William Rusher Interview: Conversations with History: Institute of International Studies, UC Berkeley

The Conservative Movement: Conversation with William A. Rusher, former publisher of the National Review; 4/25/90 by Harry Kreisler

Page 10 of 10

Lessons Learned

What lesson would you like to be drawn from the history of the movement that we've just walked through? Do any in particular stand out about the relation of ideas and politics?

I can do this rather well, I gather it's a sort of closing question.


I can tell you how I conclude many of my talks, because it fits very well. I've lived long enough, and I must say that I didn't expect to live long enough, to see a great many things happen. When Ronald Reagan was elected in 1980, I thought that was the culmination. Then he was reelected and I thought that was. And now, a few more years later on, the Berlin Wall falls down and the Soviet Union crumbles. So, we have some reason to believe that the principles we have fought for and lived by have stood the test of time. And there's a wonderful little quatrain that I close my talks with, by Coventry Patmore, the nineteenth-century British poet, which sums the point up, and very reassuringly. He says:

For want of me, the world's course will not fail.
When all its work is done, the lie shall rot.
The truth is great and shall prevail
When none cares whether it prevail or not.

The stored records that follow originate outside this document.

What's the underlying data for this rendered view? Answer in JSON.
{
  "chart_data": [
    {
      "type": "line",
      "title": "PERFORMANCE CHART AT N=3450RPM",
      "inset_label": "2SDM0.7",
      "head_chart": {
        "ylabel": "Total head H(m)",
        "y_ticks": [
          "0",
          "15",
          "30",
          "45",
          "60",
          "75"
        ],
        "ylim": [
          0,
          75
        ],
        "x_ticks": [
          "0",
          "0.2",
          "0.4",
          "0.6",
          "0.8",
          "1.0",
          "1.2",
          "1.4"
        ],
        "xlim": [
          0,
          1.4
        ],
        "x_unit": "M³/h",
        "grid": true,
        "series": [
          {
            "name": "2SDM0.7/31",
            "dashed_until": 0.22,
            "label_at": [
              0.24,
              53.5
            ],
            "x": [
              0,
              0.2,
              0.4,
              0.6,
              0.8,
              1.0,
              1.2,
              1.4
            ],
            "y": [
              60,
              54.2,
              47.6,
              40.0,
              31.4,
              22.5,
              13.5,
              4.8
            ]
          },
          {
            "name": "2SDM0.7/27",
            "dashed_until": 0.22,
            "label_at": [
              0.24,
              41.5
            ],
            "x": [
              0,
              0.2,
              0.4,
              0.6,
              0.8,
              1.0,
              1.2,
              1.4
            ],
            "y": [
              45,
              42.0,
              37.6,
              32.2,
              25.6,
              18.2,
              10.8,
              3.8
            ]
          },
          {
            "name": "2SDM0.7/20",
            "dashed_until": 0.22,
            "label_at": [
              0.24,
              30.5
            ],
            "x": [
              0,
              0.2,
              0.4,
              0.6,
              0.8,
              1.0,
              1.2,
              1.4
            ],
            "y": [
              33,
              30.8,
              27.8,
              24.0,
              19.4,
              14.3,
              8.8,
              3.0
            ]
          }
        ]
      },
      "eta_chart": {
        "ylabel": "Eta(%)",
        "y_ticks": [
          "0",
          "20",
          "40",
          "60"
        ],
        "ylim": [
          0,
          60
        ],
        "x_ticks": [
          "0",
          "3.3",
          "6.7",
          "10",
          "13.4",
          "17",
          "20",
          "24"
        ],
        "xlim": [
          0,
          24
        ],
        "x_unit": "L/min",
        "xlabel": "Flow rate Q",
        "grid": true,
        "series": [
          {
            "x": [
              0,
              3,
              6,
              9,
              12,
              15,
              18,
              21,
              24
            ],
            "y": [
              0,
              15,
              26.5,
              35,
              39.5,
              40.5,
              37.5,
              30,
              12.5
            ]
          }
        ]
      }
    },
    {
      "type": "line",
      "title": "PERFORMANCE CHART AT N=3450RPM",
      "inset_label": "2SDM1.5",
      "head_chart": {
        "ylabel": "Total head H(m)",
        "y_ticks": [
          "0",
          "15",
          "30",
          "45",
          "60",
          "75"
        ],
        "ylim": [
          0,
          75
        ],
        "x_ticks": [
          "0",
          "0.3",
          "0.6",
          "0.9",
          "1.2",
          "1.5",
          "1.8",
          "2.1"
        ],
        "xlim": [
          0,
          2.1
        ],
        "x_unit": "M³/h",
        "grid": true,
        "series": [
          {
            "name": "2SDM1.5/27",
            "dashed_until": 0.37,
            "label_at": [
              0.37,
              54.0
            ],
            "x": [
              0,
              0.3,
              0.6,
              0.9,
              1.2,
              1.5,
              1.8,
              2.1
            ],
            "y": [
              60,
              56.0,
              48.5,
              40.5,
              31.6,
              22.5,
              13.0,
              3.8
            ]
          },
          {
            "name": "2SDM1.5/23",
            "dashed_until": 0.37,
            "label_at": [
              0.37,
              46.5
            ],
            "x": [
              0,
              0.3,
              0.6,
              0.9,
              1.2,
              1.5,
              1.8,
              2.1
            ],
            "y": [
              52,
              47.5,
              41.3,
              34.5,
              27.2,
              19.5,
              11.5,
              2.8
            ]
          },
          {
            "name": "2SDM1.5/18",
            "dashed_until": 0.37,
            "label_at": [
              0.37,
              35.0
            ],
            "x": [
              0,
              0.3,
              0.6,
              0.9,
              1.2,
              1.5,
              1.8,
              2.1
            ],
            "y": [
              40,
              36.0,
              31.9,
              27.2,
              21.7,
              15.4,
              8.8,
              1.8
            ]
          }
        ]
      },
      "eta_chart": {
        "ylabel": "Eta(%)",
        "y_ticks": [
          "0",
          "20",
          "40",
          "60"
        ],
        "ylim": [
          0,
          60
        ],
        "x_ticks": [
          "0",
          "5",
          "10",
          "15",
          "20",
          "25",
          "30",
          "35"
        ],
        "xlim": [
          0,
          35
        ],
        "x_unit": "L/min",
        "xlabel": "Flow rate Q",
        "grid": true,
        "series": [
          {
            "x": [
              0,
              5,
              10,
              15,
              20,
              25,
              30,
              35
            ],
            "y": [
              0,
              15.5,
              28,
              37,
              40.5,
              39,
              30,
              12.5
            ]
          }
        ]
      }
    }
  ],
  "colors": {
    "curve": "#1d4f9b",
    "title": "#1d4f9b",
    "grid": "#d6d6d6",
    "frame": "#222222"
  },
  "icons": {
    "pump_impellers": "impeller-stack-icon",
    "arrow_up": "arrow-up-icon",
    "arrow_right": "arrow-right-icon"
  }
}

On that note of poetry, I want to thank you very much for joining us today for this very interesting historical tour of a very important movement. Obviously, your role was very important in it.

My complements on a good job of questioning. That's a free commercial, you didn't ask for it.

Thank you very much, Mr. Rusher. And thank you very much for joining us for this "Conversation on International Affairs."